A League Of Our Own

Now that Super Bowl XXXIX and the Pro Bowl have been completed, the 2004-05 NFL season is officially over. And also coming to a close is a widely known fan-participation phenomena: fantasy football. Some estimates suggest as many as 30 million Americans are active in fantasy football.

As we fantasy players prepare for football withdrawal and anticipate waiting another year to draft rosters and debate the virtues of Manning vs. Culpepper, it made me contemplate another fantasy sport: fantasy new business.

Imagine a fantasy league of agency new-business pitch teams. You create a roster of agency all-stars and compete against teams drafted by co-workers. Points are tallied by keeping track of actual agency wins. Maybe the 4A’s could create a Web site and oversee the league.

Think of the draft-party debates. What’s the key position to draft—creative or planner? Whom do you make your No. 1 choice—Bogusky or Donny? Perhaps we also draft consultants and score points for pitches they run?

For those of us involved in business development, putting together the right pitch hardly seems like fantasy. So as I head into football withdrawal, I thought I’d share some observations gleaned from fantasy football and agency pitches. The lessons of success are similar.

Strong roster. There is perhaps no greater truth than the need to put the right team on the field. Seasoned players. All capable of open-field running. Yet understanding—and content with —their individual assignments. And don’t overlook the need to exhibit great team chemistry. In the end, this team of all stars must perform as an all-star team.

Savvy coach. A team is only as inspired as its leader. Whether leading fantasy or new business, smart, demanding coaches get the most out of their teams. Successful leaders nurture a team’s personalities and create a winning spirit.

Respect your opponent. Before each game, review the opponent’s roster and recent performance. Use this information to set game strategies. It’s critical to understand an opponent’s strengths and vulnerabilities, to factor in a team’s momentum, to use the element of surprise in one’s playbook.

Four quarters. Hot starts don’t make for strong finishes. A good capabilities meeting isn’t enough. It takes four full quarters of effort to score the victory. Grab the lead. Play to win each quarter. And avoid the need to throw a desperation Hail Mary to pull out the victory.

Fundamentals. A fumble can be costly. Know the fundamentals; practice them. Always do your homework before the meeting. Know the people before they walk into the room. Understand the brand and its challenges. Show interest. Build the relationship from the first moment of contact. Prove in every conversation and every meeting that yours is the team to best handle their business. It’s a game of inches—and often these little things add up to the margin of victory.

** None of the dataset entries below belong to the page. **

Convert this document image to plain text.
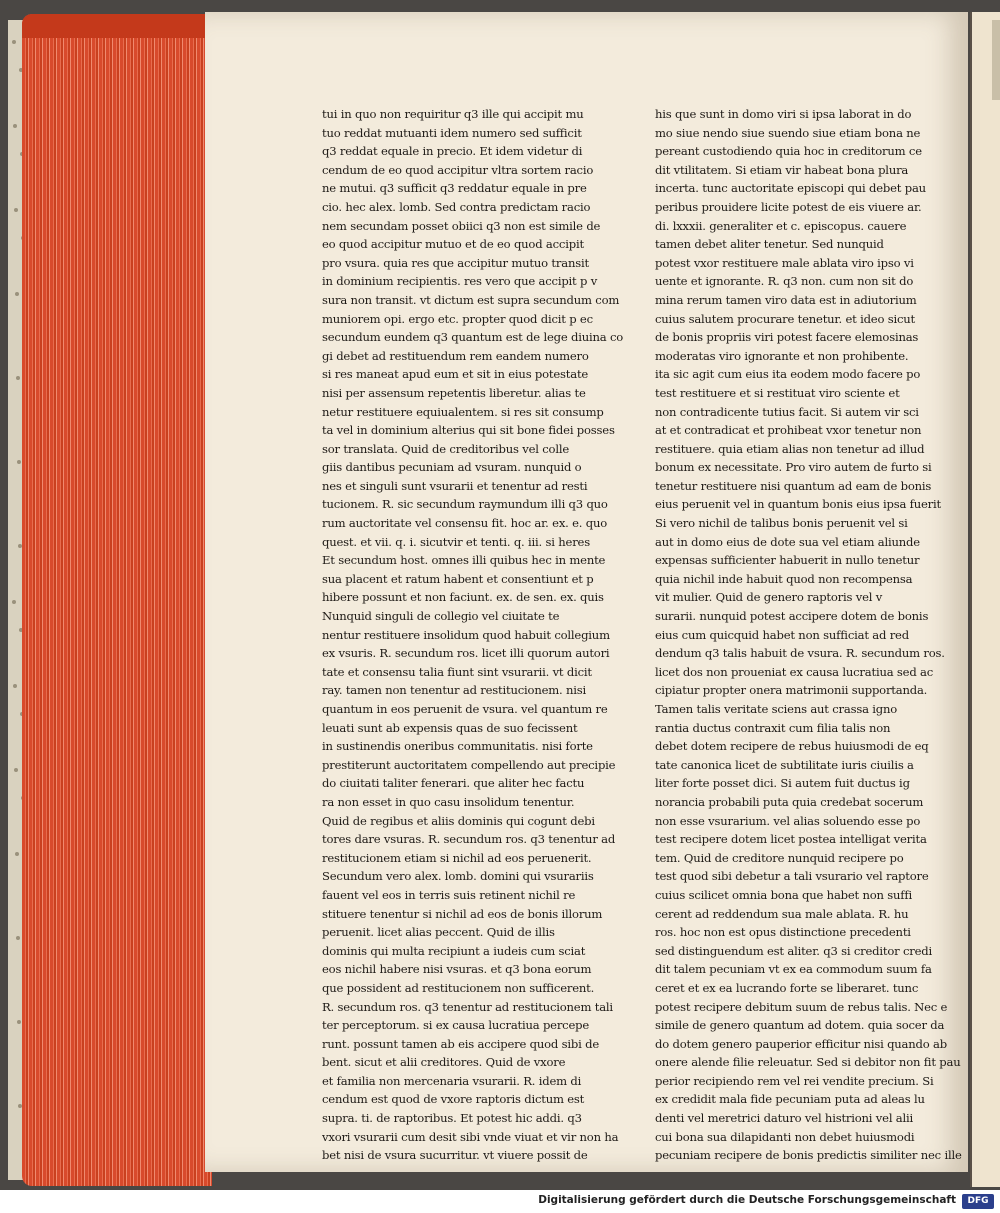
tui in quo non requiritur q3 ille qui accipit mu
tuo reddat mutuanti idem numero sed sufficit
q3 reddat equale in precio. Et idem videtur di
cendum de eo quod accipitur vltra sortem racio
ne mutui. q3 sufficit q3 reddatur equale in pre
cio. hec alex. lomb. Sed contra predictam racio
nem secundam posset obiici q3 non est simile de
eo quod accipitur mutuo et de eo quod accipit
pro vsura. quia res que accipitur mutuo transit
in dominium recipientis. res vero que accipit p v
sura non transit. vt dictum est supra secundum com
muniorem opi. ergo etc. propter quod dicit p ec
secundum eundem q3 quantum est de lege diuina co
gi debet ad restituendum rem eandem numero
si res maneat apud eum et sit in eius potestate
nisi per assensum repetentis liberetur. alias te
netur restituere equiualentem. si res sit consump
ta vel in dominium alterius qui sit bone fidei posses
sor translata. Quid de creditoribus vel colle
giis dantibus pecuniam ad vsuram. nunquid o
nes et singuli sunt vsurarii et tenentur ad resti
tucionem. R. sic secundum raymundum illi q3 quo
rum auctoritate vel consensu fit. hoc ar. ex. e. quo
quest. et vii. q. i. sicutvir et tenti. q. iii. si heres
Et secundum host. omnes illi quibus hec in mente
sua placent et ratum habent et consentiunt et p
hibere possunt et non faciunt. ex. de sen. ex. quis
Nunquid singuli de collegio vel ciuitate te
nentur restituere insolidum quod habuit collegium
ex vsuris. R. secundum ros. licet illi quorum autori
tate et consensu talia fiunt sint vsurarii. vt dicit
ray. tamen non tenentur ad restitucionem. nisi
quantum in eos peruenit de vsura. vel quantum re
leuati sunt ab expensis quas de suo fecissent
in sustinendis oneribus communitatis. nisi forte
prestiterunt auctoritatem compellendo aut precipie
do ciuitati taliter fenerari. que aliter hec factu
ra non esset in quo casu insolidum tenentur.
Quid de regibus et aliis dominis qui cogunt debi
tores dare vsuras. R. secundum ros. q3 tenentur ad
restitucionem etiam si nichil ad eos peruenerit.
Secundum vero alex. lomb. domini qui vsurariis
fauent vel eos in terris suis retinent nichil re
stituere tenentur si nichil ad eos de bonis illorum
peruenit. licet alias peccent. Quid de illis
dominis qui multa recipiunt a iudeis cum sciat
eos nichil habere nisi vsuras. et q3 bona eorum
que possident ad restitucionem non sufficerent.
R. secundum ros. q3 tenentur ad restitucionem tali
ter perceptorum. si ex causa lucratiua percepe
runt. possunt tamen ab eis accipere quod sibi de
bent. sicut et alii creditores. Quid de vxore
et familia non mercenaria vsurarii. R. idem di
cendum est quod de vxore raptoris dictum est
supra. ti. de raptoribus. Et potest hic addi. q3
vxori vsurarii cum desit sibi vnde viuat et vir non ha
bet nisi de vsura sucurritur. vt viuere possit de
his que sunt in domo viri si ipsa laborat in do
mo siue nendo siue suendo siue etiam bona ne
pereant custodiendo quia hoc in creditorum ce
dit vtilitatem. Si etiam vir habeat bona plura
incerta. tunc auctoritate episcopi qui debet pau
peribus prouidere licite potest de eis viuere ar.
di. lxxxii. generaliter et c. episcopus. cauere
tamen debet aliter tenetur. Sed nunquid
potest vxor restituere male ablata viro ipso vi
uente et ignorante. R. q3 non. cum non sit do
mina rerum tamen viro data est in adiutorium
cuius salutem procurare tenetur. et ideo sicut
de bonis propriis viri potest facere elemosinas
moderatas viro ignorante et non prohibente.
ita sic agit cum eius ita eodem modo facere po
test restituere et si restituat viro sciente et
non contradicente tutius facit. Si autem vir sci
at et contradicat et prohibeat vxor tenetur non
restituere. quia etiam alias non tenetur ad illud
bonum ex necessitate. Pro viro autem de furto si
tenetur restituere nisi quantum ad eam de bonis
eius peruenit vel in quantum bonis eius ipsa fuerit
Si vero nichil de talibus bonis peruenit vel si
aut in domo eius de dote sua vel etiam aliunde
expensas sufficienter habuerit in nullo tenetur
quia nichil inde habuit quod non recompensa
vit mulier. Quid de genero raptoris vel v
surarii. nunquid potest accipere dotem de bonis
eius cum quicquid habet non sufficiat ad red
dendum q3 talis habuit de vsura. R. secundum ros.
licet dos non proueniat ex causa lucratiua sed ac
cipiatur propter onera matrimonii supportanda.
Tamen talis veritate sciens aut crassa igno
rantia ductus contraxit cum filia talis non
debet dotem recipere de rebus huiusmodi de eq
tate canonica licet de subtilitate iuris ciuilis a
liter forte posset dici. Si autem fuit ductus ig
norancia probabili puta quia credebat socerum
non esse vsurarium. vel alias soluendo esse po
test recipere dotem licet postea intelligat verita
tem. Quid de creditore nunquid recipere po
test quod sibi debetur a tali vsurario vel raptore
cuius scilicet omnia bona que habet non suffi
cerent ad reddendum sua male ablata. R. hu
ros. hoc non est opus distinctione precedenti
sed distinguendum est aliter. q3 si creditor credi
dit talem pecuniam vt ex ea commodum suum fa
ceret et ex ea lucrando forte se liberaret. tunc
potest recipere debitum suum de rebus talis. Nec e
simile de genero quantum ad dotem. quia socer da
do dotem genero pauperior efficitur nisi quando ab
onere alende filie releuatur. Sed si debitor non fit pau
perior recipiendo rem vel rei vendite precium. Si
ex credidit mala fide pecuniam puta ad aleas lu
denti vel meretrici daturo vel histrioni vel alii
cui bona sua dilapidanti non debet huiusmodi
pecuniam recipere de bonis predictis similiter nec ille
Digitalisierung gefördert durch die Deutsche Forschungsgemeinschaft	DFG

Hard work. Legendary football coach Vince Lombardi said it best: “Winning means you’re willing to go longer, work harder and give more than anyone else.” A 2003 Indiana University study suggests that an average fantasy football team owner spends 15 hours a week managing a roster and watching games. If what seems like an excessive 15 hours is average, imagine the time your league champion spent. New business is no different. Consistent success calls for a fanatical dedication and focus. From the RFP stage to tissue session to final. The agency that wins is the one that outworks and out-thinks the others.

Strong regimen. It’s important to have a practice regimen. These lessons have helped hone our game. And our recent win record is enviable. Even when we occasionally fall short, we still show respectably. Your methods may be different. To that we say fine—we’ll see you on the field.

So what do you say, fantasy fans? Wanna put together a league?